Almost two years ago, I wrote an article for Bloomberg Sports about the common traits of ideal soccer/football metrics. Given the recent proliferation of metrics for players and teams, I think it’s worth adding a few ideas about what makes some metrics valuable and others almost worthless.
Winning versus style. The biggest question about metrics is whether they measure something that leads to winning. If a metric isn’t correlated with results, then it’s probably answering a question about style. Style can be important – some teams are known for a certain style of play and want to maintain it – but winning is what ultimately leads to trophies and, in a properly managed club, profits. Some metrics that may seem useful, like a team’s share of possession, are only weakly related to winning. Aiming to dominate possession is therefore a stylistic choice as much as a step towards winning.
Agnostic versus mechanistic. Whether the goal is to win or to play a chosen style, the metrics that track progress to an outcome fall into two categories. Agnostic metrics try to gauge a player’s contribution to an outcome without asking how he produces it. Mechanistic metrics do the same thing by calculating a player’s contribution based on his actions.
Plus-minus, Shapley values, black boxes, and the like are agnostic metrics. They use algorithms to suggest which players are important to outcomes, but they can’t say why the players are important. They’re still useful because they can lead to interesting questions, such as “I thought that guy was useless, but the team always seems to play well when he’s on the field – why?” The answer would come from talking to teammates and watching video, rather than from the metric itself.
Breakdowns of expected goals, non-penalty goals plus assists per 90 minutes, and their ilk are mechanistic metrics. When using these, it’s essential to ensure not only that they lead to the desired outcome (winning or style), but also that the players being evaluated are truly responsible for the actions being measured. For instance, the players who form a chain of passes leading to a shot might all get credit for contributing to expected goals, but how much were they helped by the players off the ball? And what was the right way to divide up credit for the shot between them?
Numerators and denominators. Most metrics are ratios – actions per game, per minute, or per touch – so another central question is whether the numerator and denominator make sense together. A player who makes a lot of clearances per game may be on a team that can’t stop the opposition from attacking the penalty box; indeed, clearances per game are negatively correlated with winning. But clearances per opposing shot are positively correlated with winning, if only marginally.
Specificity and sensitivity. A metric that minimizes false positives, by rarely flagging players and teams that fail to achieve the desired outcome, is specific. A metric that minimizes false negatives, by rarely failing to flag players and teams that achieve the desired outcome, is sensitive. Both of these qualities can be important. Specificity helps clubs to avoid bringing in players who turn out to be duds, while sensitivity helps clubs to avoid missing players who turn out to be stars.

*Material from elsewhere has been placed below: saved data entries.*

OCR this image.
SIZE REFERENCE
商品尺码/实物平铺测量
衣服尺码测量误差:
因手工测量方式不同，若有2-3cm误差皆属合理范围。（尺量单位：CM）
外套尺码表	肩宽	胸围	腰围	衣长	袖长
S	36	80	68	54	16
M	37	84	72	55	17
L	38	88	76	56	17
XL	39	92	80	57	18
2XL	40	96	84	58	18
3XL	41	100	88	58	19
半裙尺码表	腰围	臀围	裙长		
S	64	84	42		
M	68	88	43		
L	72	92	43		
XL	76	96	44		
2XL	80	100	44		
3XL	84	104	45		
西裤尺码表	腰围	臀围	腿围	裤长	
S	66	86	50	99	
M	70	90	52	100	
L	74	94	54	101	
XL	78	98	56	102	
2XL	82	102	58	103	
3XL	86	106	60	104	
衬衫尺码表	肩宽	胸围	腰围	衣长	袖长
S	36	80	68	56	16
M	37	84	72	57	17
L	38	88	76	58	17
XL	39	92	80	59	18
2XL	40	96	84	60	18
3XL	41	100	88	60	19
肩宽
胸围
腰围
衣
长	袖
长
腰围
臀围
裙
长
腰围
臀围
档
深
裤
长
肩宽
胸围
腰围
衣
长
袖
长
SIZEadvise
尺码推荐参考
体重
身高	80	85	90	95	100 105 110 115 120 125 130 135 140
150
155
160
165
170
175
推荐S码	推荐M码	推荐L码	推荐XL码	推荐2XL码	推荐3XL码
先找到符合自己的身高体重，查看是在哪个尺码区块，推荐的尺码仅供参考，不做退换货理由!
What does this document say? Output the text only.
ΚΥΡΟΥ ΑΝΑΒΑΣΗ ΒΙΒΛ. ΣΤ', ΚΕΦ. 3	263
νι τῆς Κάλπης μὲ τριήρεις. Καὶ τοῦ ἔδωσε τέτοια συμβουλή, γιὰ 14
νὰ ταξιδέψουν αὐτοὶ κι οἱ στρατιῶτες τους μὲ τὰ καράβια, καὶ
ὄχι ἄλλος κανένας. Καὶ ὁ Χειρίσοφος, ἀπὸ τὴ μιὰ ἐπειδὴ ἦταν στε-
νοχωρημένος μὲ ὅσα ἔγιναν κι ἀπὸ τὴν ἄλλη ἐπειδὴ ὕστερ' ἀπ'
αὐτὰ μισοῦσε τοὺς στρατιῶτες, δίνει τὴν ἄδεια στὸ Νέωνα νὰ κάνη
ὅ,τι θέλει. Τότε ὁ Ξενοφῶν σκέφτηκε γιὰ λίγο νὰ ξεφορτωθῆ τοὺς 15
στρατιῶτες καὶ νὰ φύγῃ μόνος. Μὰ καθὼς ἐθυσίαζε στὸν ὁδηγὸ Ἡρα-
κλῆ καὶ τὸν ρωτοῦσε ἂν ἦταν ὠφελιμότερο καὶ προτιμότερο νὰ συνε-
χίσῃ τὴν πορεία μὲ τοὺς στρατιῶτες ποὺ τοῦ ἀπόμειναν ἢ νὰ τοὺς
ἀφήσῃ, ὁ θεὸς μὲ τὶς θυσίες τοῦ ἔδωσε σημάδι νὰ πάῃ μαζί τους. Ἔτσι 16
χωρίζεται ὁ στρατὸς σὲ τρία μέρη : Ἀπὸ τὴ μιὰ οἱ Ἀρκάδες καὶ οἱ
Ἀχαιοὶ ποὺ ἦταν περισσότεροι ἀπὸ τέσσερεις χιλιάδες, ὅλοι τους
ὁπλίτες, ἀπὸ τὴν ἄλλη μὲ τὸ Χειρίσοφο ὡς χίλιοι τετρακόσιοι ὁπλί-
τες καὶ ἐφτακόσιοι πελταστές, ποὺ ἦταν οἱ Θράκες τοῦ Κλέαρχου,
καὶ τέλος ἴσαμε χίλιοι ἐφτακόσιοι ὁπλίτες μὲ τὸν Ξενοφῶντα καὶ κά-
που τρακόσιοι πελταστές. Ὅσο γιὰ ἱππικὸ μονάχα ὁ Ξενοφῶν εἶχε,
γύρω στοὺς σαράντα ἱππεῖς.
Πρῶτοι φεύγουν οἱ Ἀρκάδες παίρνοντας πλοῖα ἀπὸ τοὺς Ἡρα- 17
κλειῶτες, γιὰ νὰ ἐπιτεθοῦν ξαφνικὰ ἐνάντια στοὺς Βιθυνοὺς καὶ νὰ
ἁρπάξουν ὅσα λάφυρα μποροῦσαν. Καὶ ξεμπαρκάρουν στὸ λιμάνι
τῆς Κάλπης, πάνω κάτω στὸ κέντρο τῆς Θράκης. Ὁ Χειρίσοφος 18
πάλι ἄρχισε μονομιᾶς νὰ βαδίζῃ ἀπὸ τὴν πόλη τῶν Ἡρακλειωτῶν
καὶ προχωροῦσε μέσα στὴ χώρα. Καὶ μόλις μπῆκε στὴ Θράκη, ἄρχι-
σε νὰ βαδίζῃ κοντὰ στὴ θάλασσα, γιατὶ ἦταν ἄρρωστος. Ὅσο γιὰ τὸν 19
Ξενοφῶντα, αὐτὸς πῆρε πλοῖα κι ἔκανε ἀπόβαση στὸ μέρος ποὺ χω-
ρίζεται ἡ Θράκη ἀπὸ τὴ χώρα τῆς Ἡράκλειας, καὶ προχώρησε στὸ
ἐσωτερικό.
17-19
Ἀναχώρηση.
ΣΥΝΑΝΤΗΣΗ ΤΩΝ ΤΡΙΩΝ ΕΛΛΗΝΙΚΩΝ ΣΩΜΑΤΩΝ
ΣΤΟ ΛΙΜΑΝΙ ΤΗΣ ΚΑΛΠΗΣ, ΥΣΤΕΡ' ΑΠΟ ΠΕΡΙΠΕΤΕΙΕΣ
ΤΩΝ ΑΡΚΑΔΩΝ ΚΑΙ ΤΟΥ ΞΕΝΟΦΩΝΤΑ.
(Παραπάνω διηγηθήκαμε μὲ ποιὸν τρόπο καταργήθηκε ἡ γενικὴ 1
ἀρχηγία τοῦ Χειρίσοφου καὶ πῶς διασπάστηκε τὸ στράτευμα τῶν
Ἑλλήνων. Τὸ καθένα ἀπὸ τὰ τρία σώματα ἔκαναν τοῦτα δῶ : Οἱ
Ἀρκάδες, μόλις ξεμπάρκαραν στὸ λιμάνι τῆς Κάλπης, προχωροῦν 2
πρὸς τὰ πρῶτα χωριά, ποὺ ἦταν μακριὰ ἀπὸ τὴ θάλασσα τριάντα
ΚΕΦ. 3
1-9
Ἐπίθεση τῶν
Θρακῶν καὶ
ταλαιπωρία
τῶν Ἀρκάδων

Testing for specificity and sensitivity doesn’t just mean comparing values of the same metric over time. An attacking metric where cohorts of the top 50 players are the same from year to year might look perfectly specific and sensitive. But what if Lionel Messi isn’t in the top 50? Unless the metric has uncovered something that no one else in the soccer world knows, then the metric isn’t perfectly sensitive – it has missed a star. Similarly, what if Jobi McAnuff is in the top 50? Again, the metric would require a leap of faith to believe that it’s perfectly specific. (No offense, Jobi.)
Context, context, context. Because the interactions between players are so complex, metrics mean little when devoid of context. A striker who shoots rarely may just be on a team incapable of providing service. A striker who shoots a lot may be robbing his teammates of even better opportunities to score. By the same token, a team that seems to take a lot of shots may have faced a string of opponents that didn’t press. Or the team might play in a league known for run-and-gun attacking and slack defending. Or the coach may simply prefer to create a high volume of low-quality chances rather than a low volume of high-quality chances. All of these examples suggest that the same metric might mean different things to different players and teams.
Data versus the eye test. Analysts make mistakes. An algorithm intended to mark losses of possession in event data might use the location where the ball goes out, not where it was kicked. An algorithm designed to spot cross-field runs with tracking data might also flag player substitutions. The way to avoid these errors is by checking whether what happens on the video screen matches the story told by the metrics.
These are all basic concepts, yet they’re often ignored in the creation and interpretation of new metrics. Savvy clubs will know better.